"With angry words did I rebuke my comrades, but found no remedy for their wrong-doing, seeing that the kine were dead. For six days my friends feasted on the cattle of the Sun; but when the seventh day came, we launched our ship upon the sea, and set sail.
"When we were now out of sight of the island of the Three Capes, and no other land appeared, Zeus hung a dark cloud over us, and suddenly the west wind came fiercely down upon the ship, and snapped the shrouds on either side. Thereupon the mast fell backward and brake the skull of a pilot, so that he plunged, as a diver plunges, into the sea. Meantime Zeus hurled his thunderbolt into the ship, filling it with sulphur from end to end. Then my comrades fell from the ship; I saw them carried about it like sea- gulls. But I still abode on the ship, till the sides were parted from the keel; then I bound myself with a leathern thong to the mast and the keel—for these were fastened together. On these I sat, being driven by the wind. All night long was I driven; and with the morning I came again to Scylla and to Charybdis. It was the time when she sucked in the waves; but I, borne upward by a wave, took fast hold of the branches of the wild fig tree that grew upon the rock. To this I clung for a long time, but knew not how to climb higher up. So I watched till she should vomit forth again the keel and the mast, for these she had swallowed up. And when I saw them again, then I plunged down from the rock, and caught hold of them, and seated myself on them; I rowed hard with the palms of my hands; and the father of the gods suffered not Scylla to espy me, or I should surely have perished. For nine days I floated, and on the tenth the gods carried me to the island of Calypso."
CHAPTER XIV
ITHACA
When Ulysses had ended his tale there was silence for a space throughout the hall. And after a while King Alcinous spake, saying: "Ulysses, now thou art come to my house, thou shalt no longer be kept from thy return. And on you, chiefs of the Phaeacians, I lay this command. Garments and gold are already stored for this stranger in a chest. Let us now, also, give him each a gift."

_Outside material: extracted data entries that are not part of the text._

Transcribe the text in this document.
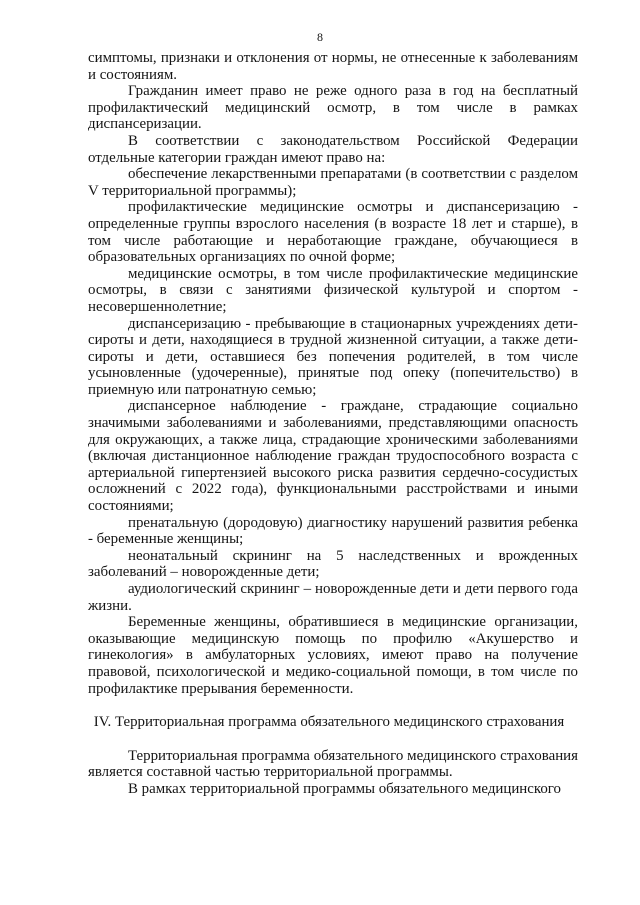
8

симптомы, признаки и отклонения от нормы, не отнесенные к заболеваниям и состояниям.

Гражданин имеет право не реже одного раза в год на бесплатный профилактический медицинский осмотр, в том числе в рамках диспансеризации.

В соответствии с законодательством Российской Федерации отдельные категории граждан имеют право на:

обеспечение лекарственными препаратами (в соответствии с разделом V территориальной программы);

профилактические медицинские осмотры и диспансеризацию - определенные группы взрослого населения (в возрасте 18 лет и старше), в том числе работающие и неработающие граждане, обучающиеся в образовательных организациях по очной форме;

медицинские осмотры, в том числе профилактические медицинские осмотры, в связи с занятиями физической культурой и спортом - несовершеннолетние;

диспансеризацию - пребывающие в стационарных учреждениях дети-сироты и дети, находящиеся в трудной жизненной ситуации, а также дети-сироты и дети, оставшиеся без попечения родителей, в том числе усыновленные (удочеренные), принятые под опеку (попечительство) в приемную или патронатную семью;

диспансерное наблюдение - граждане, страдающие социально значимыми заболеваниями и заболеваниями, представляющими опасность для окружающих, а также лица, страдающие хроническими заболеваниями (включая дистанционное наблюдение граждан трудоспособного возраста с артериальной гипертензией высокого риска развития сердечно-сосудистых осложнений с 2022 года), функциональными расстройствами и иными состояниями;

пренатальную (дородовую) диагностику нарушений развития ребенка - беременные женщины;

неонатальный скрининг на 5 наследственных и врожденных заболеваний – новорожденные дети;

аудиологический скрининг – новорожденные дети и дети первого года жизни.

Беременные женщины, обратившиеся в медицинские организации, оказывающие медицинскую помощь по профилю «Акушерство и гинекология» в амбулаторных условиях, имеют право на получение правовой, психологической и медико-социальной помощи, в том числе по профилактике прерывания беременности.

IV. Территориальная программа обязательного медицинского страхования

Территориальная программа обязательного медицинского страхования является составной частью территориальной программы.

В рамках территориальной программы обязательного медицинского
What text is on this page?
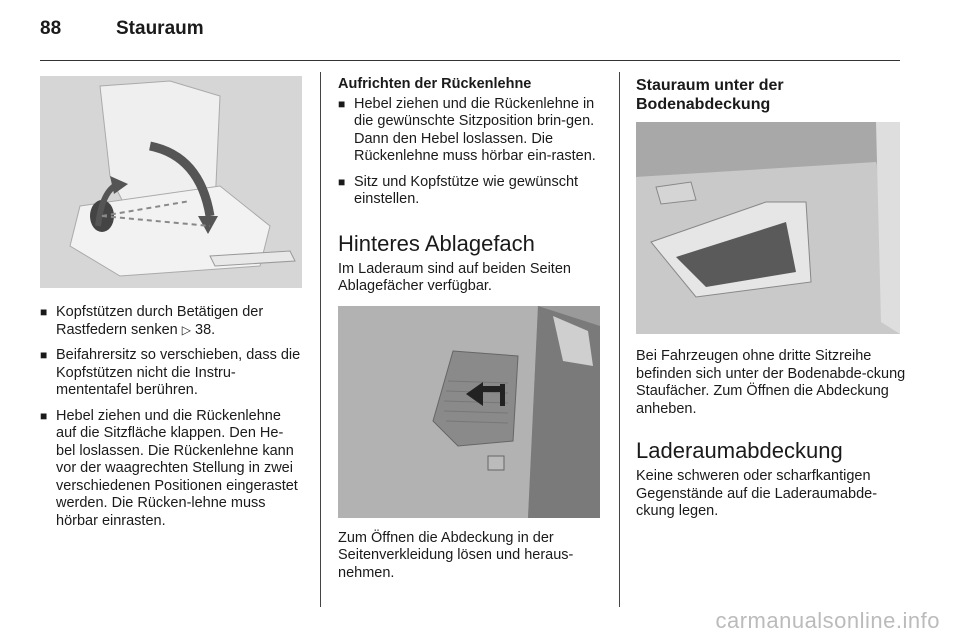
88	Stauraum
■ Kopfstützen durch Betätigen der Rastfedern senken ▷ 38.
■ Beifahrersitz so verschieben, dass die Kopfstützen nicht die Instru-mententafel berühren.
■ Hebel ziehen und die Rückenlehne auf die Sitzfläche klappen. Den He-bel loslassen. Die Rückenlehne kann vor der waagrechten Stellung in zwei verschiedenen Positionen eingerastet werden. Die Rücken-lehne muss hörbar einrasten.
Aufrichten der Rückenlehne
■ Hebel ziehen und die Rückenlehne in die gewünschte Sitzposition brin-gen. Dann den Hebel loslassen. Die Rückenlehne muss hörbar ein-rasten.
■ Sitz und Kopfstütze wie gewünscht einstellen.
Hinteres Ablagefach

Im Laderaum sind auf beiden Seiten Ablagefächer verfügbar.

Zum Öffnen die Abdeckung in der Seitenverkleidung lösen und heraus-nehmen.

Stauraum unter der Bodenabdeckung

Bei Fahrzeugen ohne dritte Sitzreihe befinden sich unter der Bodenabde-ckung Staufächer. Zum Öffnen die Abdeckung anheben.

Laderaumabdeckung

Keine schweren oder scharfkantigen Gegenstände auf die Laderaumabde-ckung legen.

carmanualsonline.info
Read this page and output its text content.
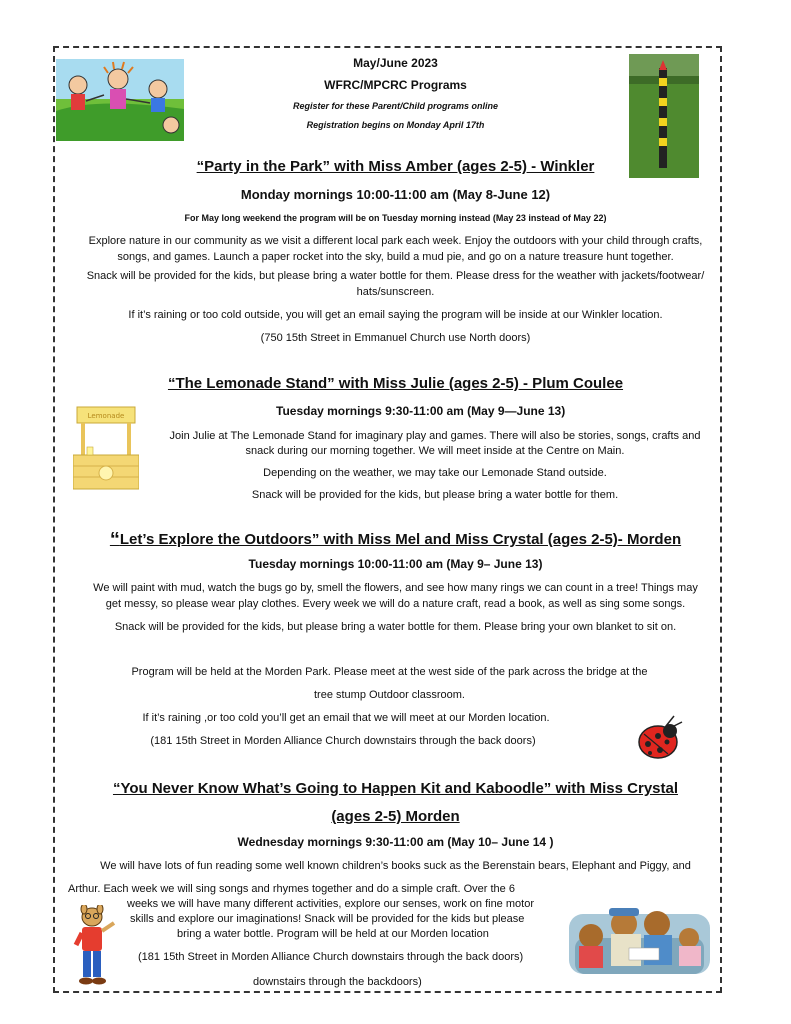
May/June 2023
WFRC/MPCRC Programs
Register for these Parent/Child programs online
Registration begins on Monday April 17th
“Party in the Park” with Miss Amber (ages 2-5) - Winkler
Monday mornings 10:00-11:00 am (May 8-June 12)
For May long weekend the program will be on Tuesday morning instead (May 23 instead of May 22)
Explore nature in our community as we visit a different local park each week. Enjoy the outdoors with your child through crafts,
songs, and games. Launch a paper rocket into the sky, build a mud pie, and go on a nature treasure hunt together.
Snack will be provided for the kids, but please bring a water bottle for them. Please dress for the weather with jackets/footwear/
hats/sunscreen.
If it’s raining or too cold outside, you will get an email saying the program will be inside at our Winkler location.
(750 15th Street in Emmanuel Church use North doors)
“The Lemonade Stand” with Miss Julie (ages 2-5) - Plum Coulee
Lemonade	Tuesday mornings 9:30-11:00 am (May 9—June 13)
Join Julie at The Lemonade Stand for imaginary play and games. There will also be stories, songs, crafts and
snack during our morning together. We will meet inside at the Centre on Main.
Depending on the weather, we may take our Lemonade Stand outside.
Snack will be provided for the kids, but please bring a water bottle for them.
“Let’s Explore the Outdoors” with Miss Mel and Miss Crystal (ages 2-5)- Morden
Tuesday mornings 10:00-11:00 am (May 9– June 13)
We will paint with mud, watch the bugs go by, smell the flowers, and see how many rings we can count in a tree! Things may
get messy, so please wear play clothes. Every week we will do a nature craft, read a book, as well as sing some songs.
Snack will be provided for the kids, but please bring a water bottle for them. Please bring your own blanket to sit on.
Program will be held at the Morden Park. Please meet at the west side of the park across the bridge at the
tree stump Outdoor classroom.
If it’s raining ,or too cold you’ll get an email that we will meet at our Morden location.
(181 15th Street in Morden Alliance Church downstairs through the back doors)
“You Never Know What’s Going to Happen Kit and Kaboodle” with Miss Crystal
(ages 2-5) Morden
Wednesday mornings 9:30-11:00 am (May 10– June 14 )
We will have lots of fun reading some well known children’s books suck as the Berenstain bears, Elephant and Piggy, and
Arthur. Each week we will sing songs and rhymes together and do a simple craft. Over the 6
weeks we will have many different activities, explore our senses, work on fine motor
skills and explore our imaginations! Snack will be provided for the kids but please
bring a water bottle. Program will be held at our Morden location
(181 15th Street in Morden Alliance Church downstairs through the back doors)
downstairs through the backdoors)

This saying pleased the princes, and they went each man to his house; and the next day they brought the gifts; and the King himself bestowed them under the benches, that the rowers might not be hindered in their rowing.
When these things were finished, the princes betook them to the palace of the King; and he sacrificed an ox to Zeus, and they feasted, and the minstrel sang. But still Ulysses would ever look to the sun, as if he would have hastened his going down; for indeed he was very desirous to return as a man desireth his supper, when he hath been driving the plough all day through a field with a yoke of oxen before him, and is right glad when the sun sinketh in the west, so Ulysses was glad at the passing of the daylight. And he spake, saying:—
"Pour out, now, the drink-offering, my lord the King, and send me on my way. Now do I bid you farewell, for ye have given me all that my heart desired, noble gifts and escort to my home. May the gods give me with them good luck, and grant, also, that I may find my wife and my friends in my home unharmed! And may ye abide here in joy with your wives and children, and may ye have all manner of good things and may no evil come near you."
Then spake the King to his squire: "Mix, now, the bowl, and serve out the wine, that we may pray to Zeus, and send the stranger on his way."
So the squire mixed the wine, and served it out; and they all made offering, and prayed.